STUFF HAPPENS AND EINSTEIN STILL RULES

If you follow scientific news at all you probably saw the headlines in September of last year when an experiment done by a particle accelerator at the CERN facilities in Switzerland appeared to show neutrinos traveling faster than the speed of light (see my earlier post). A beam of neutrinos sent from the Super Proton Synchotron in Geneva seemed to arrive at a detector 730 kilometers away in Italy 60 nanoseconds faster than a beam of light sent at the same time. Of course, Einstein’s Theory of Relativity says that nothing can go faster than light, so this was potentially momentous news.

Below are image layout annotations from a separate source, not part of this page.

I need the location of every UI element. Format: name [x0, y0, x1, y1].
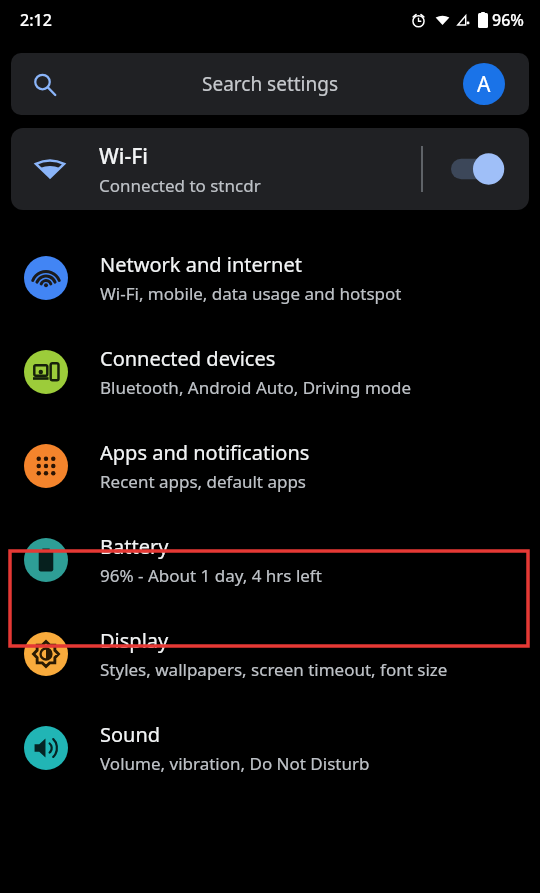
staticText: A: [477, 70, 491, 99]
staticText: Sound: [100, 721, 161, 748]
button[interactable]: Network and internet: [0, 231, 540, 325]
staticText: Bluetooth, Android Auto, Driving mode: [100, 376, 412, 399]
staticText: Wi-Fi: [99, 142, 148, 171]
staticText: Connected to stncdr: [99, 174, 261, 197]
button[interactable]: Account: [463, 63, 505, 105]
staticText: Search settings: [202, 71, 339, 97]
button[interactable]: Search settings: [11, 53, 529, 115]
button[interactable]: Wi-Fi: [11, 128, 529, 210]
button[interactable]: Wi-Fi toggle: [451, 152, 503, 186]
staticText: Styles, wallpapers, screen timeout, font…: [100, 658, 448, 681]
button[interactable]: Sound: [0, 701, 540, 795]
staticText: Volume, vibration, Do Not Disturb: [100, 752, 370, 775]
staticText: 96%: [492, 9, 524, 31]
staticText: Recent apps, default apps: [100, 470, 307, 493]
button[interactable]: Apps and notifications: [0, 419, 540, 513]
staticText: Battery: [100, 533, 169, 560]
staticText: Network and internet: [100, 251, 302, 278]
staticText: Connected devices: [100, 345, 276, 372]
button[interactable]: Connected devices: [0, 325, 540, 419]
staticText: Apps and notifications: [100, 439, 310, 466]
staticText: Wi-Fi, mobile, data usage and hotspot: [100, 282, 402, 305]
staticText: Display: [100, 627, 169, 654]
staticText: 2:12: [20, 9, 52, 31]
button[interactable]: Battery: [0, 513, 540, 607]
staticText: 96% - About 1 day, 4 hrs left: [100, 564, 322, 587]
button[interactable]: Display: [0, 607, 540, 701]
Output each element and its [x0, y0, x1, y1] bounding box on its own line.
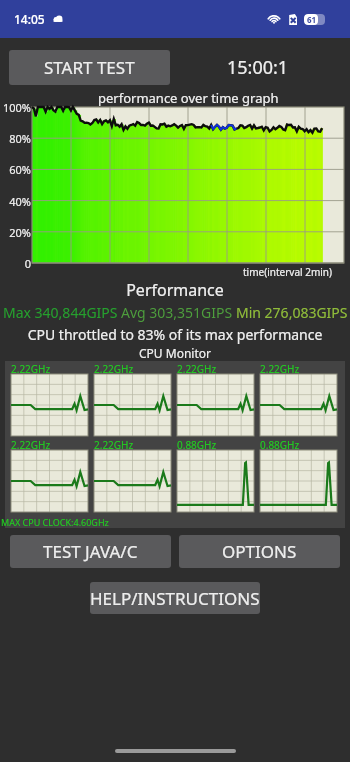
- staticText: HELP/INSTRUCTIONS: [90, 587, 260, 610]
- button[interactable]: OPTIONS: [179, 535, 340, 568]
- staticText: 15:00:1: [227, 55, 289, 80]
- staticText: 2.22GHz: [177, 362, 217, 376]
- staticText: 0: [0, 256, 31, 271]
- staticText: 40%: [0, 194, 31, 209]
- staticText: Avg 303,351GIPS: [121, 303, 233, 322]
- button[interactable]: HELP/INSTRUCTIONS: [90, 582, 260, 614]
- staticText: 0.88GHz: [260, 438, 300, 452]
- staticText: 60%: [0, 162, 31, 177]
- staticText: Max 340,844GIPS: [3, 303, 118, 322]
- button[interactable]: START TEST: [9, 50, 170, 85]
- staticText: 2.22GHz: [94, 438, 134, 452]
- staticText: 0.88GHz: [177, 438, 217, 452]
- staticText: CPU throttled to 83% of its max performa…: [0, 325, 350, 344]
- staticText: CPU Monitor: [0, 345, 350, 361]
- staticText: 2.22GHz: [94, 362, 134, 376]
- staticText: 2.22GHz: [11, 362, 51, 376]
- staticText: Min 276,083GIPS: [236, 303, 348, 322]
- staticText: 20%: [0, 225, 31, 240]
- staticText: 80%: [0, 131, 31, 146]
- button[interactable]: TEST JAVA/C: [10, 535, 171, 568]
- staticText: 2.22GHz: [11, 438, 51, 452]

Fast forward to this week (but not faster than light!) and the scientists involved have announced that the results of the experiment are in doubt. They may have been caused by a data transmission problem. A fiber-optic cable that fed data from a GPS used in the timing procedure wasn’t as tight as it should have been, and that bad connection could potentially have produced a time discrepancy that suspiciously matches the 60 nanoseconds at the heart of the furor.

Now, this isn’t a clear-cut conclusion that the experiment was a bust, just an admission that an equipment problem could have accounted for the controversial results. The smell test says it probably did, and Einstein is still on his throne.

Which also means warp speed is still fiction. For now!